Thank you for your reply!

Then what about other transformations such as random horizontal flip? Are the originals never used as well?

ptrblck · October 29, 2019, 10:56pm

Random horizontal flip flips the image with the given probability, so with probability p you’ll get the flipped image, with 1-p you’ll get the original image.

Andrew_Wagner · June 5, 2020, 1:27pm

I know this is an old post by now, but doesn’t your code snippet leak the output class to the trainer? i.e. you might make all of the cat pictures light and all of the dog pictures dark, and then the network could learn to identify things based on your augmentation, rather than what’s actually in the picture.

I’m new to pytorch, and came here while googling around to find whether my augmentation should subclass Dataset or Dataloader, so maybe I missed something subtle.

ptrblck · June 5, 2020, 11:12pm

Yes, this could be the case and I’m not familiar with @Josiane_Rodrigues’s use case, so she might give you more information on it.

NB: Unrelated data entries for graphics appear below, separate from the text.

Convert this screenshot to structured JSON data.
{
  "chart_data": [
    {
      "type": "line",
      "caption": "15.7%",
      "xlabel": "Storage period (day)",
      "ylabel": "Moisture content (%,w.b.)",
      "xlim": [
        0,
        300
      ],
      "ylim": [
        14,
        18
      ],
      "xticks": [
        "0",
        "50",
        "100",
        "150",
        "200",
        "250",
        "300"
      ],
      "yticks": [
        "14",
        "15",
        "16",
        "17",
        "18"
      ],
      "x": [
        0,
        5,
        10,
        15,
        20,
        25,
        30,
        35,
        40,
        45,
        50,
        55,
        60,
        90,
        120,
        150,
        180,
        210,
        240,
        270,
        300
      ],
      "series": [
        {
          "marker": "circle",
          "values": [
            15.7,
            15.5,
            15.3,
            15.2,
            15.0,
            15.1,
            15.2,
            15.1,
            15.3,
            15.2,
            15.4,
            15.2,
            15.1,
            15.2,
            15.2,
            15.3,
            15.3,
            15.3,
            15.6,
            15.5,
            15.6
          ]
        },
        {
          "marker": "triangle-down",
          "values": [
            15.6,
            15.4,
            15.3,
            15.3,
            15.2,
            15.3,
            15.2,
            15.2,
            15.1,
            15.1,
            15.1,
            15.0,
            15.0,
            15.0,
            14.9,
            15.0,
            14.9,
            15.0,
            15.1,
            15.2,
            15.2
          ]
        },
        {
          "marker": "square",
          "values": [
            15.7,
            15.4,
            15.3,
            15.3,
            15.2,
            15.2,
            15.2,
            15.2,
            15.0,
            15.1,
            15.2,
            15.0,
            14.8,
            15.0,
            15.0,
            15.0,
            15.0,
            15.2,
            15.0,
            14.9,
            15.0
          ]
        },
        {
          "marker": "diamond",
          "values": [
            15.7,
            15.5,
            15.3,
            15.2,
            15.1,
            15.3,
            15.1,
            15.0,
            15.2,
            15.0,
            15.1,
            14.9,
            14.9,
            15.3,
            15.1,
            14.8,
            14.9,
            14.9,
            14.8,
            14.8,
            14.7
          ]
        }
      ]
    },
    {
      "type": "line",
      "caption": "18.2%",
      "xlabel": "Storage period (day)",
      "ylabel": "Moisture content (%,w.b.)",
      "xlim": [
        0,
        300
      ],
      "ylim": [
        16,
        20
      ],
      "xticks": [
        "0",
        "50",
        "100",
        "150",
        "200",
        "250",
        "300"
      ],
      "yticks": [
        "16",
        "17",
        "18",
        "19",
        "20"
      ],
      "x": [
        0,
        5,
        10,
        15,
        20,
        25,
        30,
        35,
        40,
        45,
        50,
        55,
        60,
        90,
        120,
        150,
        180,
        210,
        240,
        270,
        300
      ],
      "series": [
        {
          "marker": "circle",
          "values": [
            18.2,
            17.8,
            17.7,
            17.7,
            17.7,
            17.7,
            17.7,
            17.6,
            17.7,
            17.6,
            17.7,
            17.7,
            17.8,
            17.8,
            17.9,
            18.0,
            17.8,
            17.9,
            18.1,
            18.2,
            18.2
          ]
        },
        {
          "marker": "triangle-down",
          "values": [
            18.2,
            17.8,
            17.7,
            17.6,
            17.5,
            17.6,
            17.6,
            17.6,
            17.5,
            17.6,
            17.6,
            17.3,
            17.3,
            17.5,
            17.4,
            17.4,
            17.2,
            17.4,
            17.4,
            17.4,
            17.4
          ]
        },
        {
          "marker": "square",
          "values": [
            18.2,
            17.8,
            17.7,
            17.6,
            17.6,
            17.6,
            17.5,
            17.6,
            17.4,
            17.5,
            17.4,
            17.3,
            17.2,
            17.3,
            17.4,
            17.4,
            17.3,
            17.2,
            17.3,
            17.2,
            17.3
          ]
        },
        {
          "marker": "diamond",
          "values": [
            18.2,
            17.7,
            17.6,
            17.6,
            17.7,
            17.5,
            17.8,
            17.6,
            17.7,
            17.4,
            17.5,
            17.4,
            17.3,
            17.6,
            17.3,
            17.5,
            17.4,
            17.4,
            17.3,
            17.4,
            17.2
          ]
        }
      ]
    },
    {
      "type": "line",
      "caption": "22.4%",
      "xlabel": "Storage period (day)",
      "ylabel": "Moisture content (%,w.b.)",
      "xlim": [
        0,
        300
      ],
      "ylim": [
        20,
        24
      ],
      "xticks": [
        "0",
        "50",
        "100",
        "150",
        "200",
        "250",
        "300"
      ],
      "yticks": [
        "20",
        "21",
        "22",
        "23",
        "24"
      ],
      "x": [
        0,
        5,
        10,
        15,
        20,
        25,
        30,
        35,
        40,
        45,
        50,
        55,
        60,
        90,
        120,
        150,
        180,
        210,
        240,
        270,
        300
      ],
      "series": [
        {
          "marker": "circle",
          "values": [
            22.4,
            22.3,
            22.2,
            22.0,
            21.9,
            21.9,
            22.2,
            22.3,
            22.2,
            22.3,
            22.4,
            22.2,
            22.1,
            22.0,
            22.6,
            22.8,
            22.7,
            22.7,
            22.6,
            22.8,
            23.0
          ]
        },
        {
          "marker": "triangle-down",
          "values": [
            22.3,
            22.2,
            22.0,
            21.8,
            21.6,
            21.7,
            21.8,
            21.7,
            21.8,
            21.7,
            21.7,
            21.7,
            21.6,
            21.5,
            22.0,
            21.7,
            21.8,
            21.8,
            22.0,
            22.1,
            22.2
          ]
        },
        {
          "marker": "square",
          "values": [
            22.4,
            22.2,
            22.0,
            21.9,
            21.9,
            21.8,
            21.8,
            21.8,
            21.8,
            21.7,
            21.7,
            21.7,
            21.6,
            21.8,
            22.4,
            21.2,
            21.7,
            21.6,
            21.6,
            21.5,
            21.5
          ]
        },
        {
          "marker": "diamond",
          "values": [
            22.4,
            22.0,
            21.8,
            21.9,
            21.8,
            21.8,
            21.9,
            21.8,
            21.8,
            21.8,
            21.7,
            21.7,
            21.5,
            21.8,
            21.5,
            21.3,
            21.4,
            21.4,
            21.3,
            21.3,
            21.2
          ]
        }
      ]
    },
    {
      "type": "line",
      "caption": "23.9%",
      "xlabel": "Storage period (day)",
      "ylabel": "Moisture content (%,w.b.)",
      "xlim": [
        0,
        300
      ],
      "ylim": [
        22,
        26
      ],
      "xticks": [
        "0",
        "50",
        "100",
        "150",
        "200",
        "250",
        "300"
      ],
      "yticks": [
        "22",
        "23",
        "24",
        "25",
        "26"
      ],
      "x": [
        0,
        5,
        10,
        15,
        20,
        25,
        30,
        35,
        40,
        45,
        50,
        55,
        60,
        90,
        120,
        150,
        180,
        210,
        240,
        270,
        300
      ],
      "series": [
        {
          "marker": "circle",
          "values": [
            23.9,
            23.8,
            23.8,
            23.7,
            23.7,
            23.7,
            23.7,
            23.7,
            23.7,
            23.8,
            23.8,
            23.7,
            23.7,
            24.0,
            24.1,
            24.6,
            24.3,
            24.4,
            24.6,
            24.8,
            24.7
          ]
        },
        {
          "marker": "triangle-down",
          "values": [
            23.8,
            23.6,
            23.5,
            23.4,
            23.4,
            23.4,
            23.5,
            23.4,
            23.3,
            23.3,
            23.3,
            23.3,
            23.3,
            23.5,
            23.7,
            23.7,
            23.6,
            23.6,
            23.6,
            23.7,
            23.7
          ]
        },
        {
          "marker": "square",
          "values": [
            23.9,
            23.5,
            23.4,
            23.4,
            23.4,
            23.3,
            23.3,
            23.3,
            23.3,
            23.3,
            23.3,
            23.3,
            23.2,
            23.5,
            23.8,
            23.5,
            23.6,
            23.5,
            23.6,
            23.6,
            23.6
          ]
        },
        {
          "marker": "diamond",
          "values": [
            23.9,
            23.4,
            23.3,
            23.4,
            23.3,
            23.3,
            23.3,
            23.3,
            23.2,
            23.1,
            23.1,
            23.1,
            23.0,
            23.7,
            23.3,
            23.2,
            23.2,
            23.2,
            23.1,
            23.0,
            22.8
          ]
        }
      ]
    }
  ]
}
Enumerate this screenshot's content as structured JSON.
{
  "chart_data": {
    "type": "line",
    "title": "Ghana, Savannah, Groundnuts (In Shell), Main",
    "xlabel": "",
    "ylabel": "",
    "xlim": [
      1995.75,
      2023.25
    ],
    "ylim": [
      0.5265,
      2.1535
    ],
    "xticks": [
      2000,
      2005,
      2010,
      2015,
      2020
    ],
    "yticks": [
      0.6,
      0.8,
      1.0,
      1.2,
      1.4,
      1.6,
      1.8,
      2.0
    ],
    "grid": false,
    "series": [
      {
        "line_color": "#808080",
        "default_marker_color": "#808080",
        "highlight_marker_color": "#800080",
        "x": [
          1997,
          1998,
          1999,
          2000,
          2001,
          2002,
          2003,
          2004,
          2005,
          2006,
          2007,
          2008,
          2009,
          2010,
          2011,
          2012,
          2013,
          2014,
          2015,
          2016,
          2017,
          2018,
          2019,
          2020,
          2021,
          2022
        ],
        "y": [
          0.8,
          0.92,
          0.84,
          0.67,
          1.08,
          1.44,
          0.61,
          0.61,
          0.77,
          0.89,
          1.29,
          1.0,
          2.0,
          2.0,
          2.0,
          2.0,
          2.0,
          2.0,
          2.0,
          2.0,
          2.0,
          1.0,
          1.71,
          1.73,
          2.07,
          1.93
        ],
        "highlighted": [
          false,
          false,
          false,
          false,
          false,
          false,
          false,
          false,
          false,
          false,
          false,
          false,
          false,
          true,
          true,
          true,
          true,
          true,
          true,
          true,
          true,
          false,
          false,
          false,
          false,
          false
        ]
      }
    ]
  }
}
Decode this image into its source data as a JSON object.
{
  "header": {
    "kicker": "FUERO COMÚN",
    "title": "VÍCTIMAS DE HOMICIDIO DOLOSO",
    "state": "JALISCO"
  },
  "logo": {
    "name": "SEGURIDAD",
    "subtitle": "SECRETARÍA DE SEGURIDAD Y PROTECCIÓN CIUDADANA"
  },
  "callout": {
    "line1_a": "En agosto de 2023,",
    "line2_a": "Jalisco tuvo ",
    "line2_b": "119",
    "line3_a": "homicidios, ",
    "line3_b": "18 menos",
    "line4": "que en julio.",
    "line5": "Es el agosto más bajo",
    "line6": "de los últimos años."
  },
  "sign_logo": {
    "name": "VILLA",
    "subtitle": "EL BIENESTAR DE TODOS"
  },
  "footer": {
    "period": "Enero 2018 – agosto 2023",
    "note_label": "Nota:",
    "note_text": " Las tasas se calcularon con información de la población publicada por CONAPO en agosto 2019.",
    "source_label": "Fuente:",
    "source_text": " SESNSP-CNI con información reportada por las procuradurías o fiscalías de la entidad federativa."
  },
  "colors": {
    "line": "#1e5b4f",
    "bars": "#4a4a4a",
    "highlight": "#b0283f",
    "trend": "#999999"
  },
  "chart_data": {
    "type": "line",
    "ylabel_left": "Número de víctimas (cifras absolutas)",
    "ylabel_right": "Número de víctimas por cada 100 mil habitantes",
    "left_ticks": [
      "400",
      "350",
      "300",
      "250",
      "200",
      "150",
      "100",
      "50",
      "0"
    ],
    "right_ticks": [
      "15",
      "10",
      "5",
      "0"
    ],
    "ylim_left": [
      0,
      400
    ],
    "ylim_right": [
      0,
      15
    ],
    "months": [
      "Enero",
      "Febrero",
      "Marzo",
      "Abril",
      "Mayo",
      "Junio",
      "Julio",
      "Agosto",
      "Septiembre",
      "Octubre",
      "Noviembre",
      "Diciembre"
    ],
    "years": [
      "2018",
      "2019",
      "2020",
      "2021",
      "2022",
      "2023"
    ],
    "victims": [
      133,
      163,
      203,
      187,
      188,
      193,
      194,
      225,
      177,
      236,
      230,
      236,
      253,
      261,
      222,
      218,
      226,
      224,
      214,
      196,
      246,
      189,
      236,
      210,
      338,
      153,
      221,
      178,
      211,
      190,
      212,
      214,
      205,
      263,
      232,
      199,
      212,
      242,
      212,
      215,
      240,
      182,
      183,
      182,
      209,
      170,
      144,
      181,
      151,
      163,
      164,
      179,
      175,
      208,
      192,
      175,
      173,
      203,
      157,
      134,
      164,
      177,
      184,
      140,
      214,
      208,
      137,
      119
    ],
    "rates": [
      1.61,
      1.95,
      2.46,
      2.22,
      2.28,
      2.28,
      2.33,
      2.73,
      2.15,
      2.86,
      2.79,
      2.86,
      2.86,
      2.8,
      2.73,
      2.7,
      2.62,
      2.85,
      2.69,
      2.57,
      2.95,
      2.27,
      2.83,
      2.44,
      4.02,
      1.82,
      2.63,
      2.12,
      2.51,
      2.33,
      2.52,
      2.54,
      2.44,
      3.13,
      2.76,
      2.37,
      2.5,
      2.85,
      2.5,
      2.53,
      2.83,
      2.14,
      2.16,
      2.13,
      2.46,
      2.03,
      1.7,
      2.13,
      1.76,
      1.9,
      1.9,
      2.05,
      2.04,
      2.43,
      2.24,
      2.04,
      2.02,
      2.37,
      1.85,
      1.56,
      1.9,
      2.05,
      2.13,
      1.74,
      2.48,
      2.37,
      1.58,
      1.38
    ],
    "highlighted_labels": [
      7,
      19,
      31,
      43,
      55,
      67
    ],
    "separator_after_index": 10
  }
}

Maybe she is dealing with a custom dataset, which “needs” the different preprocessing steps?

Josiane_Rodrigues · June 6, 2020, 12:38am

Hi @Andrew_Wagner, at the time I hadn’t thought of treating data that way, but it’s a good idea and it can work.

Dipayan_Das · August 1, 2020, 4:54am

This thread has been very helpful in understanding pytorch augmentation. However, i am still lingering with some questions:
~ If I am applying on-the-fly augmentation transforms, then I have to actually wait more number of epochs to cover all the possible transformed images. Is there any custom way of covering all these possible transformed images in one epoch ?
~ Is there a way to set a max_limit on the number of transformed images I want to use in one epoch ? (i.e, if I want to increase the number of back-prop iterations more than len(dataset)//batch_size )

A code-snippet shall be much desired.

Thank you

ptrblck · August 2, 2020, 2:33am

While you could calculate the number of all transformed images for e.g. a random flipping in one dimension (it would just double), this won’t be feasible for other transformations, such as random rotation which work using floating point numbers. The number of “all possible transformed images” could be theoretically calculated, but wouldn’t make much sense as it would be huge.
You could manipulate the length of the Dataset by changing the return value in Dataset.__len__(self).

Xuei · March 11, 2023, 6:43pm

So, if I have 100 images and then transform, 1 epoch is 100, and 2nd epoch is 100 too, but that’s 100 different images because they’ve been transformed?. so I can have 200 different data

ptrblck · March 11, 2023, 7:54pm

No, I wouldn’t call them “different images” since you are only augmenting each sample.
Since random operations would most likely never repeat exactly the same transformation for each sample you would otherwise claim to have an infinite dataset.

Xuei · March 14, 2023, 2:06am

So, if I have 100 images and then transform, 1 epoch is 100, and 2nd epoch is 100 too, but that’s 100 different images because they’ve been transformed?. so I can have 200 different data

ptrblck · March 14, 2023, 5:38am

No, I think your logic is flawed, since I could use a single image, transform it in each iteration and claim I have unlimited samples expecting my model to never overfit.
Transformations augment the data but do not create new data samples.